Я выбираю несколько карточек. Останавливается и господин в панаме.
— Что у вас есть хорошенького из книг? — спрашивает он.
— Пожалуйте-с! — бойким тоном говорит книготорговец. — Вот, ежели веселого чтения, то — «Белый салон», веселый еженедельник… «Первая вспышка» — занятная тоже вещь…
— Нет, вы мне что-нибудь такое… чтобы не то что прочел и бросил, а этакое… стоющее…
— Ежели посурьезней, то вот… «Пол и характер»… Много берут…
Господин в панаме внимательно осматривает внушительных размеров книгу в странной обложке, переворачивает несколько листов, прочитывая по строке, смотрит на корешок, на число страниц. Лицо у него смуглое, с жидкими усами, сухое, слегка скуластое, красивое. Небольшие черные глаза, деловитые и строгие, как будто хотят сказать: «Нас не проведешь!» И книгу осматривает он с тем пристальным вниманием и подробностями, с какими привык осматривать лошадь, — я уже знаю, что он торгует скотом.
— Сколько же вам за нее?
— А там цена есть, — чрезвычайно любезным тоном отвечает торговец, — на корешке-с… Два с полтиной… Десять процентов уступки сделаю, — два с четвертаком…
— А полтинничек если?
— Что вы! За такую-то книгу!..
— Ну, сколько же окончательно?
— Ну, извольте, — два рубля!
— Два не дам.
— Сколько же дадите? Хотя мы и крестьяне-рабочие, но нашему брату тоже ведь пить-есть надо…

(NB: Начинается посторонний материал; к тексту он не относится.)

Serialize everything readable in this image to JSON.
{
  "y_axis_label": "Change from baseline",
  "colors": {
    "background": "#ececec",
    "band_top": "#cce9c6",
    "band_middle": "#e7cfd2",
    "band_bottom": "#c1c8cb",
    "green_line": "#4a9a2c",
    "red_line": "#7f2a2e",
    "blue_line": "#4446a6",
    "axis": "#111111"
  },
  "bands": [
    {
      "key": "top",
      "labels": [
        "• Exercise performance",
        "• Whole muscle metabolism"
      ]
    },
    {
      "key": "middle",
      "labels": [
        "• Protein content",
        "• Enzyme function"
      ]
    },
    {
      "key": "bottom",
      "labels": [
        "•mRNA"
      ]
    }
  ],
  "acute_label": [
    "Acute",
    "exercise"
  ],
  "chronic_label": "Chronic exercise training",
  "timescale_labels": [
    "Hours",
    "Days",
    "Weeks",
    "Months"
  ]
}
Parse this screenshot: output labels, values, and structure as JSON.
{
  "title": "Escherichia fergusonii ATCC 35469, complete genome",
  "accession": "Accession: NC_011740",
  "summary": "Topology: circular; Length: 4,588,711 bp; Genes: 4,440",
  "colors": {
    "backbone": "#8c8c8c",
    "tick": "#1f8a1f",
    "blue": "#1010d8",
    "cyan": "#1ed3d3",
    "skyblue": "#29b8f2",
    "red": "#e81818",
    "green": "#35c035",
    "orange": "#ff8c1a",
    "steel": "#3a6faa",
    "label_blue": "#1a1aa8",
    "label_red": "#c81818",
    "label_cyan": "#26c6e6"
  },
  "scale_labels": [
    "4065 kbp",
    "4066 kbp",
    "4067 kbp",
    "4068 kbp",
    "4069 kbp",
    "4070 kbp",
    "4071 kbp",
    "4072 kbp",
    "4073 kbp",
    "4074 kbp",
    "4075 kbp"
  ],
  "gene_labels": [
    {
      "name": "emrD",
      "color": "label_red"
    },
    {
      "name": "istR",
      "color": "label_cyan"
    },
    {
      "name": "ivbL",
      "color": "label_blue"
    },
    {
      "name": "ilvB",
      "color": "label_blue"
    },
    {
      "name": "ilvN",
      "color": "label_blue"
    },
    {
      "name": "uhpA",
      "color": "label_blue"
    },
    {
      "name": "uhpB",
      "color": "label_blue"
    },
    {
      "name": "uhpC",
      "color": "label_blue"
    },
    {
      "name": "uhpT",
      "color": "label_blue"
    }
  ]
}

— Я сам не из графов, не думайте, — спокойно говорит господин в панаме, — тоже крестьянин, занимаюсь скотом. И читать-то стал вот… не очень давно… Желание-то есть, даже большая охота к чтению, а что читать, и сам не знаешь… А все-таки без чтения теперь уж не могу… Все-таки окончательная цена?..
Они торгуются долго и упорно, несколько раз расходятся, потом снова сходятся. Наконец, решают вопрос на рубле десяти копейках. Крестьянин в панаме и высоких воротничках, видимо, знает цену копейке, и даже пристрастие к книге не может побороть в нем этой трезвой мужицкой черты.